Le pont compte trois étages, mesure 275 m de long et 48 m de haut (d'autres disent 49), ce qui en ferait le plus haut pont-aqueduc romain connu. Les 35 arceaux de l'étage supérieur ont un peu plus de 3 m d'épaisseur sur 7,4 m de hauteur, l'ouverture étant toujours de 4,8 m; ils reposent sur un étage intermédiaire de 11 arches épaisses d'environ 4,5 m et de 19,5 m de hauteur dont l'ouverture est variable (24,5 m au-dessus de la rivière, 19,5 m au-dessus des rives); ces arches intermédiaires sont portées par les 6 arches inférieures d'environ 6,4 mètres d'épaisseur pour 21,9 mètres de hauteur; les piles du second étage s'alignent sur celles de l'étage inférieur afin d'accroître la solidité de l'ensemble; les piles des deux étages ont donc le même écartement au-dessus de la rivière. On remarquera qu'au dessus de chaque arche intermédiaire, on compte presque toujours trois arceaux supérieurs, régularité qui, conjugué à l'élégance des piles, confère à l'ouvrage un aspect très esthétique. Les piles du bas reposent directement sur le roc, qui a peut-être été préparé au préalable pour les recevoir; elles sont garnies d'avant-becs triangulaires d'une dizaine de mètres de haut pour fendre le courant en cas de fortes crues, lors des violentes pluies d'automne; par ailleurs, le pont est légèrement convexe vers l'amont, ce qui lui permet de mieux résister au courant. Les deux premiers niveaux sont composés
d'imposants blocs de pierre de taille calcaire de couleur jaunâtre,
provenant des carrières voisines de Vers, dont certains pèsent
plus de six tonnes; ce calcaire coquiller assez tendre, facile à
travailler, ne craindrait pas les gelées et durcirait par l'effet
du temps; les blocs sont parfaitement ajustés, aucun mortier n'a
été utilisé pour les lier, on dit que la poussière
dégagée lors de leur pose, arrosée d'eau, les a soudés;
je crois aussi avoir lu quelque part que certaines pierres sont assujetties
entre elles au moyen de chevilles de fer, mais je ne garantis pas l'authenticité
de ce renseignement. Les grandes voûtes sont constituées de
plusieurs tranches réunies, ce qui a facilité leur construction
et leur assure une certaine souplesse, en cas de mouvements de terrain;
ce genre de construction s'est révélé extrêmement
solide; le pont a résisté aux crues les plus fortes, qui
ont ravagé ses rives et emporté les ponts modernes, en 1790,
1826, 1848, 1890, 1891, 1900, 1907, 1958 et 2002! D'après Vitruve,
les blocs ont été déplacés au moyen de plusieurs
machines de l'époque, en particulier le "tripaston simple"

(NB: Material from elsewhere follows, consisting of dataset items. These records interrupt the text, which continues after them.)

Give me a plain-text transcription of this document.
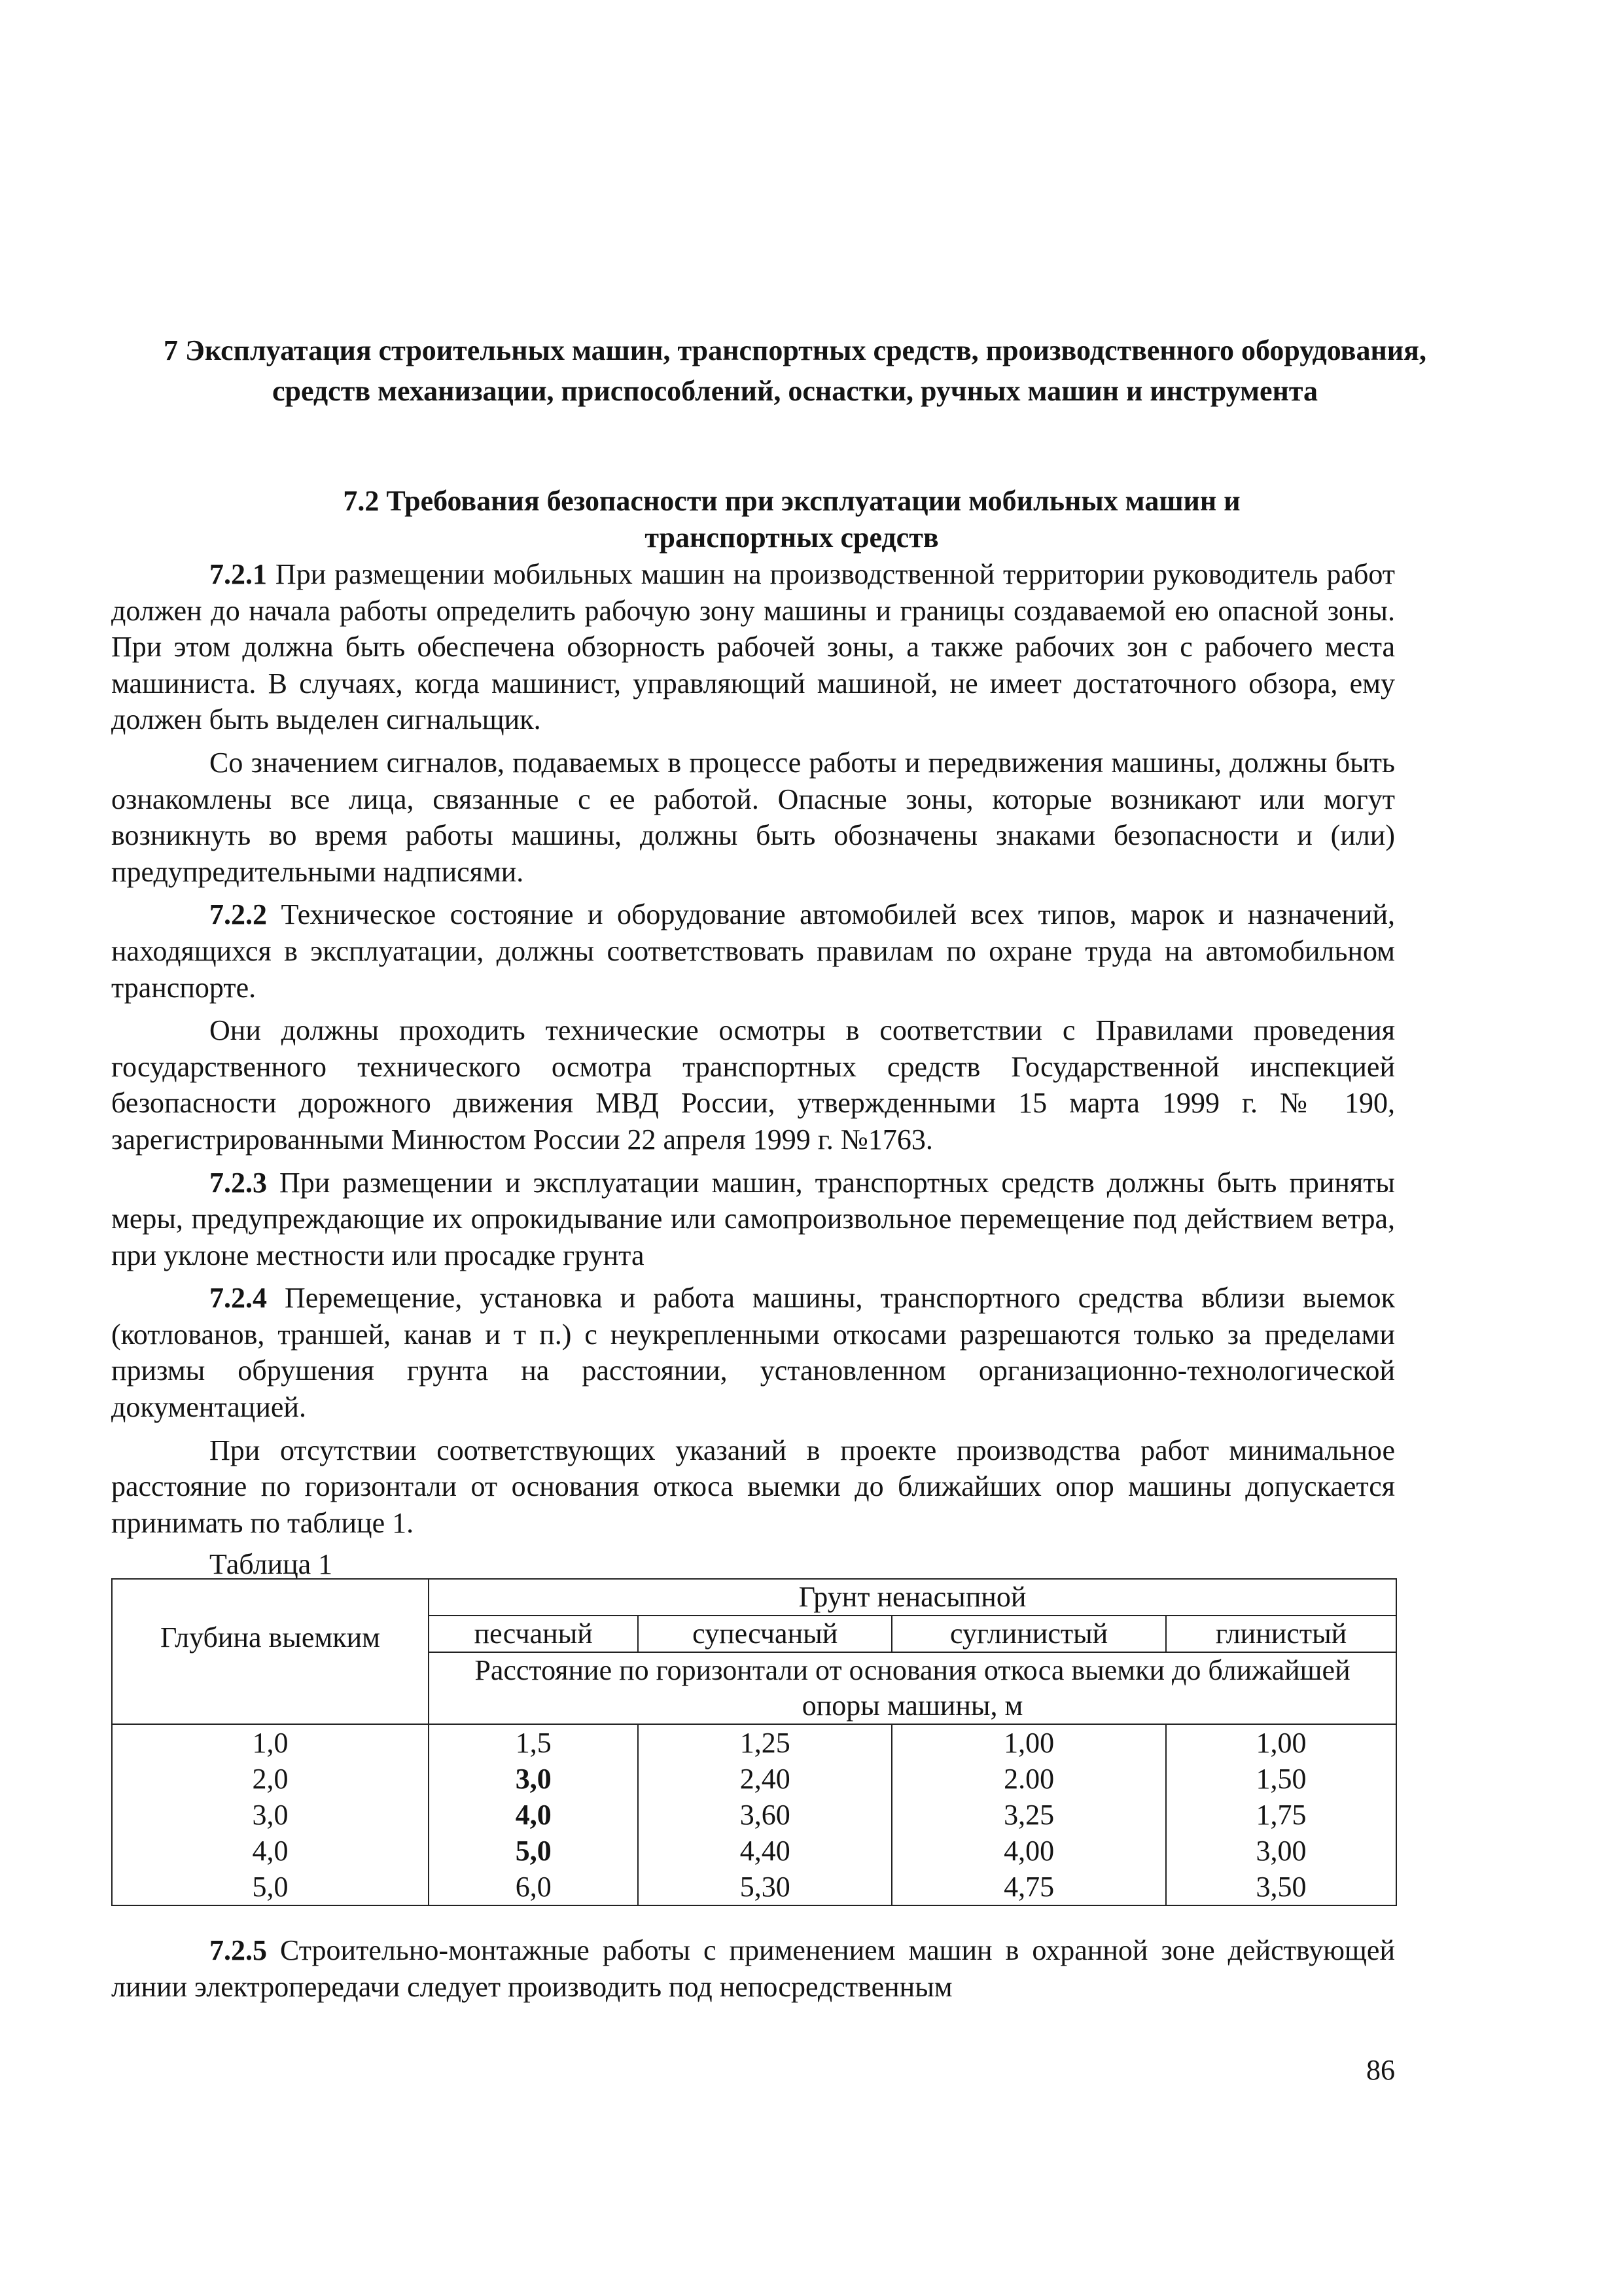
7 Эксплуатация строительных машин, транспортных средств, производственного оборудования, средств механизации, приспособлений, оснастки, ручных машин и инструмента
7.2 Требования безопасности при эксплуатации мобильных машин и транспортных средств

7.2.1 При размещении мобильных машин на производственной территории руководитель работ должен до начала работы определить рабочую зону машины и границы создаваемой ею опасной зоны. При этом должна быть обеспечена обзорность рабочей зоны, а также рабочих зон с рабочего места машиниста. В случаях, когда машинист, управляющий машиной, не имеет достаточного обзора, ему должен быть выделен сигнальщик.

Со значением сигналов, подаваемых в процессе работы и передвижения машины, должны быть ознакомлены все лица, связанные с ее работой. Опасные зоны, которые возникают или могут возникнуть во время работы машины, должны быть обозначены знаками безопасности и (или) предупредительными надписями.

7.2.2 Техническое состояние и оборудование автомобилей всех типов, марок и назначений, находящихся в эксплуатации, должны соответствовать правилам по охране труда на автомобильном транспорте.

Они должны проходить технические осмотры в соответствии с Правилами проведения государственного технического осмотра транспортных средств Государственной инспекцией безопасности дорожного движения МВД России, утвержденными 15 марта 1999 г. № 190, зарегистрированными Минюстом России 22 апреля 1999 г. №1763.

7.2.3 При размещении и эксплуатации машин, транспортных средств должны быть приняты меры, предупреждающие их опрокидывание или самопроизвольное перемещение под действием ветра, при уклоне местности или просадке грунта

7.2.4 Перемещение, установка и работа машины, транспортного средства вблизи выемок (котлованов, траншей, канав и т п.) с неукрепленными откосами разрешаются только за пределами призмы обрушения грунта на расстоянии, установленном организационно-технологической документацией.

При отсутствии соответствующих указаний в проекте производства работ минимальное расстояние по горизонтали от основания откоса выемки до ближайших опор машины допускается принимать по таблице 1.

Таблица 1
Глубина выемким	Грунт ненасыпной			
	песчаный	супесчаный	суглинистый	глинистый
	Расстояние по горизонтали от основания откоса выемки до ближайшей опоры машины, м			
1,0	1,5	1,25	1,00	1,00
2,0	3,0	2,40	2.00	1,50
3,0	4,0	3,60	3,25	1,75
4,0	5,0	4,40	4,00	3,00
5,0	6,0	5,30	4,75	3,50
7.2.5 Строительно-монтажные работы с применением машин в охранной зоне действующей линии электропередачи следует производить под непосредственным
86
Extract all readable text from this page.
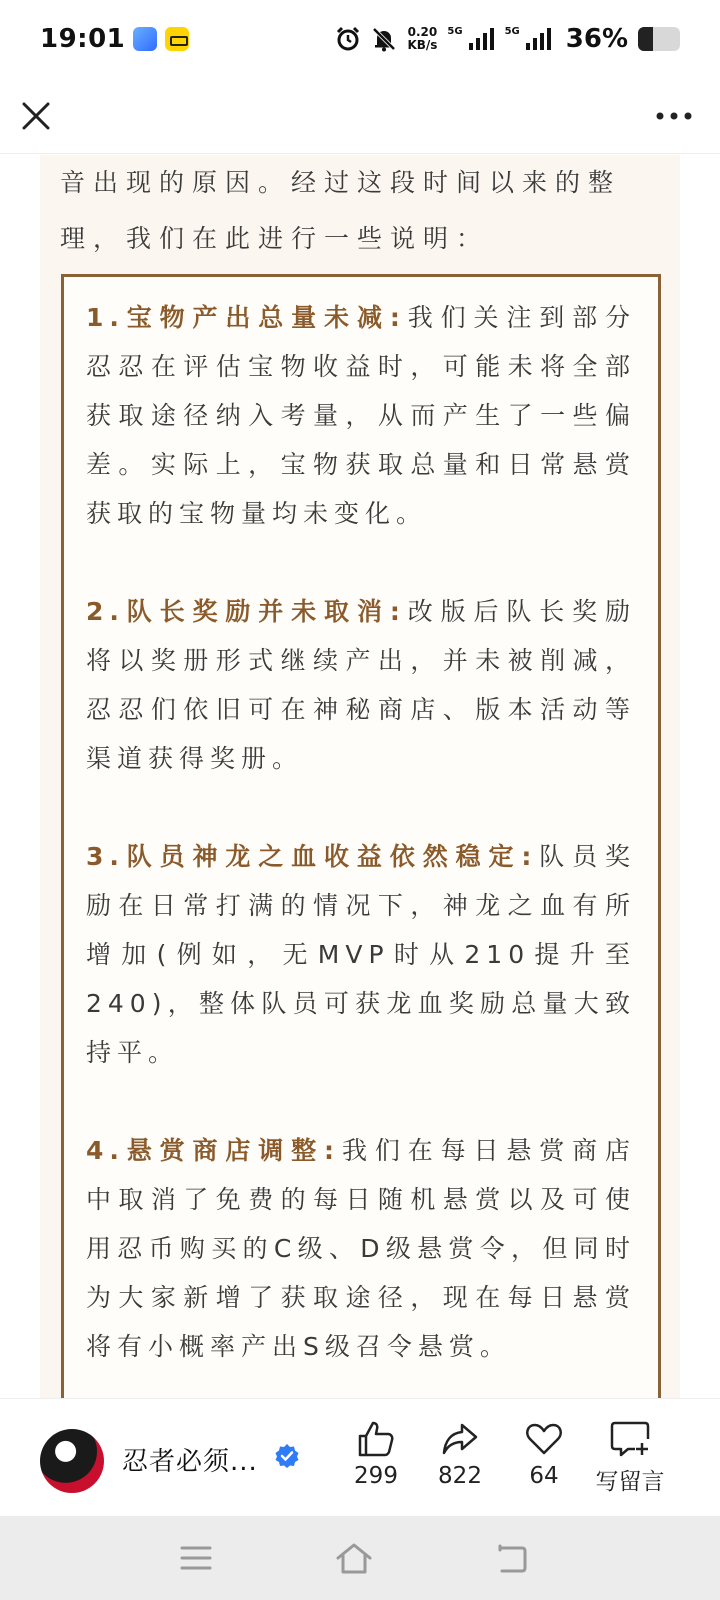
19:01	0.20
KB/s
5G	5G 36%
音出现的原因。经过这段时间以来的整
理，我们在此进行一些说明：

1.宝物产出总量未减:我们关注到部分忍忍在评估宝物收益时，可能未将全部获取途径纳入考量，从而产生了一些偏差。实际上，宝物获取总量和日常悬赏获取的宝物量均未变化。

2.队长奖励并未取消:改版后队长奖励将以奖册形式继续产出，并未被削减，忍忍们依旧可在神秘商店、版本活动等渠道获得奖册。

3.队员神龙之血收益依然稳定:队员奖励在日常打满的情况下，神龙之血有所增加(例如，无MVP时从210提升至240)，整体队员可获龙血奖励总量大致持平。

4.悬赏商店调整:我们在每日悬赏商店中取消了免费的每日随机悬赏以及可使用忍币购买的C级、D级悬赏令，但同时为大家新增了获取途径，现在每日悬赏将有小概率产出S级召令悬赏。

忍者必须...	299	822	64	写留言
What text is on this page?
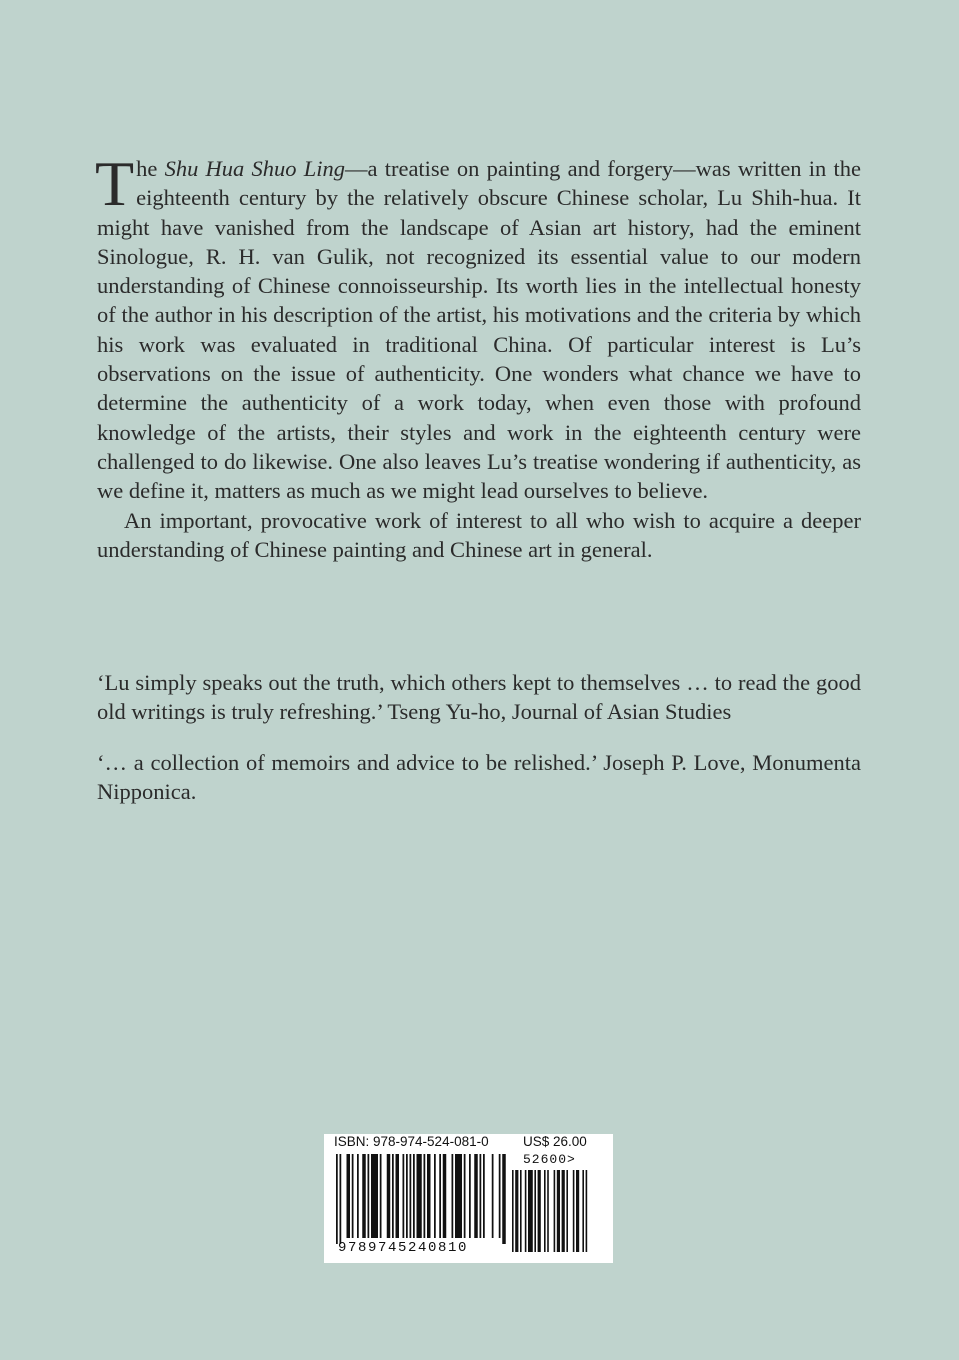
The Shu Hua Shuo Ling—a treatise on painting and forgery—was written in the eighteenth century by the relatively obscure Chinese scholar, Lu Shih-hua. It might have vanished from the landscape of Asian art history, had the eminent Sinologue, R. H. van Gulik, not recognized its essential value to our modern understanding of Chinese connoisseurship. Its worth lies in the intellectual honesty of the author in his description of the artist, his motivations and the criteria by which his work was evaluated in traditional China. Of particular interest is Lu’s observations on the issue of authenticity. One wonders what chance we have to determine the authenticity of a work today, when even those with profound knowledge of the artists, their styles and work in the eighteenth century were challenged to do likewise. One also leaves Lu’s treatise wondering if authenticity, as we define it, matters as much as we might lead ourselves to believe.

An important, provocative work of interest to all who wish to acquire a deeper understanding of Chinese painting and Chinese art in general.

‘Lu simply speaks out the truth, which others kept to themselves … to read the good old writings is truly refreshing.’ Tseng Yu-ho, Journal of Asian Studies

‘… a collection of memoirs and advice to be relished.’ Joseph P. Love, Monumenta Nipponica.

ISBN: 978-974-524-081-0	US$ 26.00
52600>
9789745240810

similaire à la chèvre à haubans, le "tripaston
à tambour" actionné par des esclaves introduits à
l'intérieur d'une cage et le "polypaston" pour le levage
à grande hauteur; des échafaudages, dont il reste encore
des traces (boutisses qui dépassent), ont également été
dressés le long des murs et pour la réalisation des voûtes.
La canalisation est constituée de moellons plus petits du même
matériau; elle mesure 1,2 m de large sur 1,8 m de haut et est couverte
de dalles qui font saillie; elle a été surélevée
probablement par suite d'un débordement de la source à certaines
périodes de l'année; son plancher, fait de mortier et de
cailloux, est rendu étanche au moyen d'un enduit, la malthe,
composé de chaux, de vin, de graisse de porc et de lait de figue,
ce lait ayant des propriétés voisines de celles du latex;
la composition de cet enduit est toutefois discutée et son efficacité
n'était pas totale puisque des fuites se produisirent; le débit
était de 35000 m3 par jour (la source, quant à elle, débitait
430 litres par seconde). Les pierres portent parfois des marques: certaines
remontent à l'époque romaine et ont sans doute servi de repères
d'assemblage; d'autres ont été gravées par les compagnons
qui restaurèrent l'ouvrage au 19ème siècle; les graffiti
plus récents ressortent du vandalisme. Les plus curieux découvriront
aussi quelques rares sculptures discrètes, dont un phallus.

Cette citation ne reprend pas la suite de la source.